Pandemia causa medo de transporte público e pode provocar desastre urbano

O transporte de massa virou o Belzebu da pandemia da covid-19. O medo de andar de metrô, trem ou ônibus é a reação padrão no mundo. No Brasil, 93% dizem ter medo usar transporte público, segundo levantamento do PoderData. 

Em Londres, que tem um dos melhores sistemas de metrô do mundo, esse índice chega a 70%, de acordo com pesquisa da Tetha Financial Reporting.

Em Nova York, o governador Andrew Cuomo teve de vir a público para contrariar uma orientação do CDC (Centro de Controle de Doenças), segundo a qual era melhor o público ir para o trabalho de carro do que no transporte público.

Cuomo esbravejou, com razão, que seria impossível adotar repentinamente o uso do carro para as 8 milhões de pessoas que usam metrô, trem e ônibus na região metropolitana de Nova York. A conta do governador de Nova York é muito simples: não haveria ruas nem avenidas suficientes para suportar 8 milhões de carros. Com a reabertura do comércio após o ápice da pandemia, a cidade de Nova York viu o movimento de carros dos subúrbios para Manhattan aumentar em índices que variam de 60% a 70%. 

É tanto carro na rua que a cidade cogita antecipar para este ano o pedágio urbano que estava previsto para começar em 2021. Algo muito pior está acontecendo nas cidades brasileiras. A venda de carros usados, que havia caído 80% no Brasil no mês de março, cresce sem parar desde abril. O transporte público foi reduzido na pandemia, sobretudo para as regiões mais pobres. 

Empresas como Uber e 99 se orgulham de crescer como nunca na periferia. Se essa situação persistir, seria como adicionar um desastre urbano à pandemia. Urbanistas defendem que as cidades não suportam mais carros. É esse o tamanho da encrenca que a covid-19 colocou para prefeitos e governadores.

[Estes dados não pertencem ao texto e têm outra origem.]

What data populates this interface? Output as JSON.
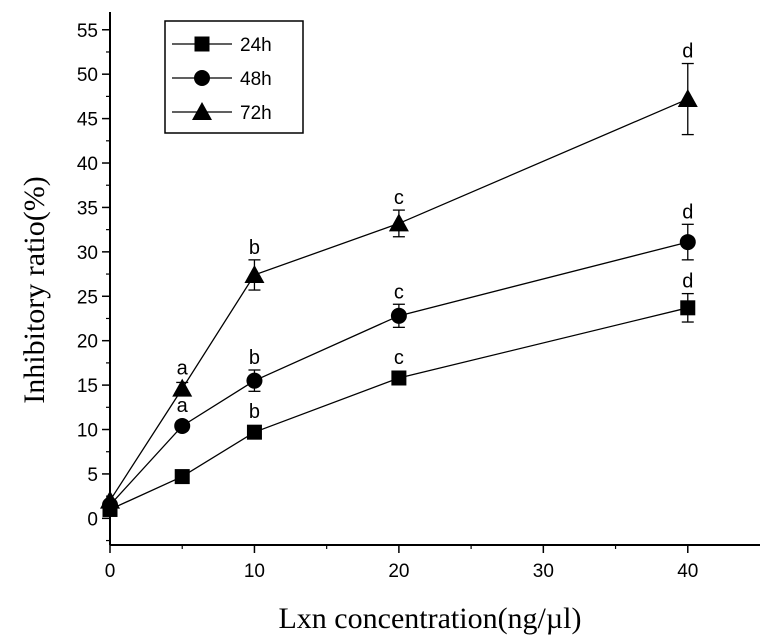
{
  "chart_data": {
    "type": "line",
    "xlabel": "Lxn concentration(ng/µl)",
    "ylabel": "Inhibitory ratio(%)",
    "xlim": [
      0,
      45
    ],
    "ylim": [
      -3,
      57
    ],
    "x_ticks": [
      0,
      10,
      20,
      30,
      40
    ],
    "y_ticks": [
      0,
      5,
      10,
      15,
      20,
      25,
      30,
      35,
      40,
      45,
      50,
      55
    ],
    "x": [
      0,
      5,
      10,
      20,
      40
    ],
    "legend_position": "top-left",
    "grid": false,
    "series": [
      {
        "name": "24h",
        "marker": "square",
        "values": [
          1.0,
          4.7,
          9.7,
          15.8,
          23.7
        ],
        "errors": [
          0.3,
          0.3,
          0.4,
          0.6,
          1.6
        ],
        "labels": [
          "",
          "",
          "b",
          "c",
          "d"
        ]
      },
      {
        "name": "48h",
        "marker": "circle",
        "values": [
          1.5,
          10.4,
          15.5,
          22.8,
          31.1
        ],
        "errors": [
          0.3,
          0.5,
          1.2,
          1.3,
          2.0
        ],
        "labels": [
          "",
          "a",
          "b",
          "c",
          "d"
        ]
      },
      {
        "name": "72h",
        "marker": "triangle",
        "values": [
          2.0,
          14.6,
          27.4,
          33.2,
          47.2
        ],
        "errors": [
          0.3,
          0.7,
          1.7,
          1.5,
          4.0
        ],
        "labels": [
          "",
          "a",
          "b",
          "c",
          "d"
        ]
      }
    ]
  }
}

O carro até pode ser mais seguro, como imagina o senso comum, mas há um custo insustentável em seu uso: implica num aumento brutal da poluição, de mortes e de redução de uma das maiores conquistas da urbanidade. 

No Brasil, o ministro Paulo Guedes (Economia) anunciou uma ajuda de R$ 6 bilhões para as companhias aéreas, numa operação de salvamento em que o governo vira, na prática, sócio das empresas. Nada contra salvar as companhias aéreas, fundamental para um país que nunca teve infraestrutura adequada ao seu porte, mas cadê a ajuda para o transporte público? Guedes falou dessa ajuda em abril e, como milhares de planos anunciados pelo ministro, nada foi feito. 

O Senado está para votar uma ajuda de R$ 4 bilhões às empresas de ônibus e metrô, aprovada no final de agosto na Câmara. A ajuda só será dada a quem aceitar não elevar as tarifas. 

Não vi nenhuma explicação decente da razão pela qual o transporte dos mais pobres recebeu R$ 2 bilhões abaixo do socorro às companhias aéreas. Tenho um palpite: os congressistas são muito mais sensíveis ao lobby das companhias aéreas do que aos pobres que andam de ônibus.